A numerical investigation of constraint effects in circumferentially cracked pipes and fracture specimens including ductile tearing

• Extensive numerical analysis of crack-tip constraint in pipelines and fracture specimens.
• Shallow-crack SE(B) and clamped SE(T) specimens have very similar levels of constraint.
• J-resistance curves for SE(B) specimens depend rather strongly on crack size.
• J-resistance curves for clamped SE(T) specimens depend weakly on crack size.
• Shallow crack SE(B) specimens accurately characterize circumferentially cracked pipes.
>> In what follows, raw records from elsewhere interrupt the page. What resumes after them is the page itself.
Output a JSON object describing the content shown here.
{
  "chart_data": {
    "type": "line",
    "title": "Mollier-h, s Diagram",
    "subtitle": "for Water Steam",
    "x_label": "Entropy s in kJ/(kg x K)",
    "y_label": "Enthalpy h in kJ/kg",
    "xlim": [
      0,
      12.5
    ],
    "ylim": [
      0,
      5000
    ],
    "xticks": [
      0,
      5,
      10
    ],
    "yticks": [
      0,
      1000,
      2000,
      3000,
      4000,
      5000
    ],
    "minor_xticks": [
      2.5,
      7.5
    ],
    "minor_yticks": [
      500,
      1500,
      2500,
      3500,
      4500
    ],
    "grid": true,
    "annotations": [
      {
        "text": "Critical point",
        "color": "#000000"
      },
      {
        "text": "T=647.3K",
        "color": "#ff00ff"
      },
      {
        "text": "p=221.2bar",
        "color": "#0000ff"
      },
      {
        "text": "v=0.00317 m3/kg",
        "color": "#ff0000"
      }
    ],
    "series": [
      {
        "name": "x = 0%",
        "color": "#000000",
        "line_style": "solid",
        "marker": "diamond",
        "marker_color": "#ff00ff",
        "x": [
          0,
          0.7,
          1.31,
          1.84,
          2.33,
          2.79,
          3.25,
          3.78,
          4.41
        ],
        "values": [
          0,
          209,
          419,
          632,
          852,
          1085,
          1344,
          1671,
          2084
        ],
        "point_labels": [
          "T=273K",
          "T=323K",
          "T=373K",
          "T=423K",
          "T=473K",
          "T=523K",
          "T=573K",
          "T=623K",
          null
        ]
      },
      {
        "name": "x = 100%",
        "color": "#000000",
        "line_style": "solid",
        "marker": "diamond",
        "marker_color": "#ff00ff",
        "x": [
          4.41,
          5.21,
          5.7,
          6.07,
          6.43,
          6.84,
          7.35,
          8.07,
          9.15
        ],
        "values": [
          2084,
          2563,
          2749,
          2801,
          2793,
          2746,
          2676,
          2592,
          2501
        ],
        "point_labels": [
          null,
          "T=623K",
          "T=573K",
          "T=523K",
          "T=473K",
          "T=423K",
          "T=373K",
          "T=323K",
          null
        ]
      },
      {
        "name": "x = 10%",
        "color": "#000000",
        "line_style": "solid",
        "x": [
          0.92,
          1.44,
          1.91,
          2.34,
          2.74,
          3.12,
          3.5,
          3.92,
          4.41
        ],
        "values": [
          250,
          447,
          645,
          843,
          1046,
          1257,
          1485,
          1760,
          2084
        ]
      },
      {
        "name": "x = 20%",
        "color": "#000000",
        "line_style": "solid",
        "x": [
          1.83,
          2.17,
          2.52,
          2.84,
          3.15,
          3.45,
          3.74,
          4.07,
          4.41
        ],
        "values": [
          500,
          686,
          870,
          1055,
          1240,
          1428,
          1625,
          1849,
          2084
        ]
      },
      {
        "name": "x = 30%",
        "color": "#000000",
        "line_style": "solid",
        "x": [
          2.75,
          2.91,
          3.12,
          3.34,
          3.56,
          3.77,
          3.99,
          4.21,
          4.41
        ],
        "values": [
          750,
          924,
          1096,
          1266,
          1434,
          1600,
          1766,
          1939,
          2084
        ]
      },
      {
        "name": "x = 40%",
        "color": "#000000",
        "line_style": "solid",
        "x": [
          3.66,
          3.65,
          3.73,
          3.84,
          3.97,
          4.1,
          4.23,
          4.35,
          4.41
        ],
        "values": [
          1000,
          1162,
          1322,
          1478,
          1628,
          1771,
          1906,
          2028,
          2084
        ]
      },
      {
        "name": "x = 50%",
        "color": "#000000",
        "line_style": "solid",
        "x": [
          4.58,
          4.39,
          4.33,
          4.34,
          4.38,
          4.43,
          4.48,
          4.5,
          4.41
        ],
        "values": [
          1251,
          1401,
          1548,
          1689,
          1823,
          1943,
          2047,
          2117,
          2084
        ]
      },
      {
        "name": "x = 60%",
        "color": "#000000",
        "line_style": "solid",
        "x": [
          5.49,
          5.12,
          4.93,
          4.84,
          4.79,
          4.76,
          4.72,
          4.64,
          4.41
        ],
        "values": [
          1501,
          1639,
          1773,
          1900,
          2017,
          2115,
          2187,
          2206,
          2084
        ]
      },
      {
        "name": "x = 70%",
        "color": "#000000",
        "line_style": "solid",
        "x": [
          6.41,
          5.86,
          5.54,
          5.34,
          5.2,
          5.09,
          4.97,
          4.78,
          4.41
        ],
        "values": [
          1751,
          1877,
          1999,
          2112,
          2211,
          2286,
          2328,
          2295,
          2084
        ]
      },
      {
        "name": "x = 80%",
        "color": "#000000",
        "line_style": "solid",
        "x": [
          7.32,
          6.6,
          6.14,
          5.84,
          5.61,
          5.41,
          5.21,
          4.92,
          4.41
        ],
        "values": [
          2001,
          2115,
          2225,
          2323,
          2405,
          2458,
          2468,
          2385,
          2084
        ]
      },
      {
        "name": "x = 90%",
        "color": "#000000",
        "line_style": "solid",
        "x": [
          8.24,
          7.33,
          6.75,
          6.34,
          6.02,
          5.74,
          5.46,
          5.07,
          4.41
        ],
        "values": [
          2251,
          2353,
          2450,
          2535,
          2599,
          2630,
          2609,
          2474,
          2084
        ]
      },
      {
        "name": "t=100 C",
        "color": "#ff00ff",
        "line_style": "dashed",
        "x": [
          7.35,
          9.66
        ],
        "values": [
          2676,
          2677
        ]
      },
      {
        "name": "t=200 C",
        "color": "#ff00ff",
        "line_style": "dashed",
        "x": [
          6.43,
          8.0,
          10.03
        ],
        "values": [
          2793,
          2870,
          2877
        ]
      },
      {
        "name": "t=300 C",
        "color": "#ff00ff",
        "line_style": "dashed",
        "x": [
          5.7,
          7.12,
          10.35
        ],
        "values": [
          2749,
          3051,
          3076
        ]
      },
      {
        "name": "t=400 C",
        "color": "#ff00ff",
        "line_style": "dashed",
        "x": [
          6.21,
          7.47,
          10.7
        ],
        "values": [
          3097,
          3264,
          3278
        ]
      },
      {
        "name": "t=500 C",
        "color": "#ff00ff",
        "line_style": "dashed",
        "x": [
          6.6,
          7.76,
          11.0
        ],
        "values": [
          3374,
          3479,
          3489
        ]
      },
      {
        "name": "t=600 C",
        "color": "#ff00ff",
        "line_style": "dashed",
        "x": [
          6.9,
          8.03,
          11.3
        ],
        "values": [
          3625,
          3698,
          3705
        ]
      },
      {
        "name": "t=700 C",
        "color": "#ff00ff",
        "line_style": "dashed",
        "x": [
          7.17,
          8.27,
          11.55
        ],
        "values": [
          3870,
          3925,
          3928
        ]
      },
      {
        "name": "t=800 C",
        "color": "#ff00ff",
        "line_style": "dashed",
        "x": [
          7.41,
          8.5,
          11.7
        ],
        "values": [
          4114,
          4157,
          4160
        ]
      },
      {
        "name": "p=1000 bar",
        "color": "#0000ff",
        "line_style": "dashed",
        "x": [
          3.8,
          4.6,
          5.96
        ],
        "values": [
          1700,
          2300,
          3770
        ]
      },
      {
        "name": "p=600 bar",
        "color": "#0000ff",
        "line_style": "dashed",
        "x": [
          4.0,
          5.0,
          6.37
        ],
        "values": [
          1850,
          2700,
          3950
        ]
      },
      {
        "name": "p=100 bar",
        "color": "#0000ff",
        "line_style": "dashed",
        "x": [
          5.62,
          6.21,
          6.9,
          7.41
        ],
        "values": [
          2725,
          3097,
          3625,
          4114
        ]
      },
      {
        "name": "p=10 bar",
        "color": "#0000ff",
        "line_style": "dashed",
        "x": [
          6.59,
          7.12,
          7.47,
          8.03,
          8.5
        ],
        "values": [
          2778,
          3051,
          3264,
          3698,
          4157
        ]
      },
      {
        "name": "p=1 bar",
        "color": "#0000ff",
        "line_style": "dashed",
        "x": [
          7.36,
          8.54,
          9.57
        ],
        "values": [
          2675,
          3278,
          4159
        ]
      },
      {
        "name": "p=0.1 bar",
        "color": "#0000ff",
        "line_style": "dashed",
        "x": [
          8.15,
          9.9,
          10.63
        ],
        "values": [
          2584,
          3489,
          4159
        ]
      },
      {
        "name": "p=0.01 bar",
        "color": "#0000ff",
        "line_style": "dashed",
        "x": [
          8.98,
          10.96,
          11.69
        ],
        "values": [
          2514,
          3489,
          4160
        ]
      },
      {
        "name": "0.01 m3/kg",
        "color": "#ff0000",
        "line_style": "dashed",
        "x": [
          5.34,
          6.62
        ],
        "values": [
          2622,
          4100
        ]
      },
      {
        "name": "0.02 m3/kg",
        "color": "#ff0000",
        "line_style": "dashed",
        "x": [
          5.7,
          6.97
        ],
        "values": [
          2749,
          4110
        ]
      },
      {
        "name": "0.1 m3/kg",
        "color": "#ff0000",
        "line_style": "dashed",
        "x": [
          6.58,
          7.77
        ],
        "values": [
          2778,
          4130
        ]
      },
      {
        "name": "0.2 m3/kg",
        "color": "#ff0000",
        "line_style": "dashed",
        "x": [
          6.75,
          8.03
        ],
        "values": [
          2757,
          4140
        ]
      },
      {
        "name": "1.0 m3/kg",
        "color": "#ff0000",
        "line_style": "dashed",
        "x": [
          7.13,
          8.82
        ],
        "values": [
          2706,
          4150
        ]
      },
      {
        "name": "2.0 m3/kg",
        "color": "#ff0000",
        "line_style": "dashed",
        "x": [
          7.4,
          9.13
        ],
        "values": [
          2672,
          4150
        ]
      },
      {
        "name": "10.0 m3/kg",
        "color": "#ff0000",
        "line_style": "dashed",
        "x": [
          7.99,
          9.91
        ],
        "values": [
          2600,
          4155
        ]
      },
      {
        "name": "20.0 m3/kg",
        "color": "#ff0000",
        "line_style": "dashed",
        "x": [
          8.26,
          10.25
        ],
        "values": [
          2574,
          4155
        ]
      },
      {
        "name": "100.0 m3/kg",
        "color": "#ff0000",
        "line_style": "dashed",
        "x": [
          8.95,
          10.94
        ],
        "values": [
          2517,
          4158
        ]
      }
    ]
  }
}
This work addresses a two-parameter description of crack-tip fields in bend and tensile fracture specimens incorporating the evolution of near-tip stresses following stable crack growth with increased values of the crack driving force as characterized by J. The primary objective of this study is twofold. First, the present investigation broadens current understanding on the role of constraint and test conditions in defect assessment procedures for pipeline girth welds using SE(T) and SE(B) specimens. Second, the work addresses the potential coupled effects of geometry and ductile tearing on crack-tip constraint as characterized by the J−Q theory which enables more accurate correlations of crack growth resistance behavior in conventional fracture specimens. Plane-strain and 3-D finite element computations including stationary and growth analyses are conducted for 3P SE(B) and clamped SE(T) specimens having different notch depth (a) to specimen width (W) ratio in the range 0.1 ≤ a/W ≤ 0.5. Additional 3-D finite element analyses are also performed for circumferentially cracked pipes with a surface flaw having different crack depth (a) over pipe wall thickness (t) ratios and fixed crack length. A computational cell methodology to model Mode I crack extension in ductile materials is utilized to describe the evolution of J with the accompanying evolving near-tip opening stresses. Laboratory testing of an API 5L X70 steel at room temperature using standard, deeply cracked C(T) specimens is used to measure the crack growth resistance curve for the material and to calibrate the key cell parameter defined by the initial void fraction, f0. A key result emerging from this study is that shallow crack SE(B) specimens can accurately and conservately produce crack growth resistance curves that describe well the measuring toughness capacity of circumferentially cracked pipes under remote bending. The present results provide additional understanding of the effects of constraint on crack growth which contributes to further evaluation of crack growth resistance properties in pipeline steels using SE(T) and SE(B) specimens while, at the same time, eliminating some restrictions against the use of shallow cracked bend specimens in defect assessment procedures.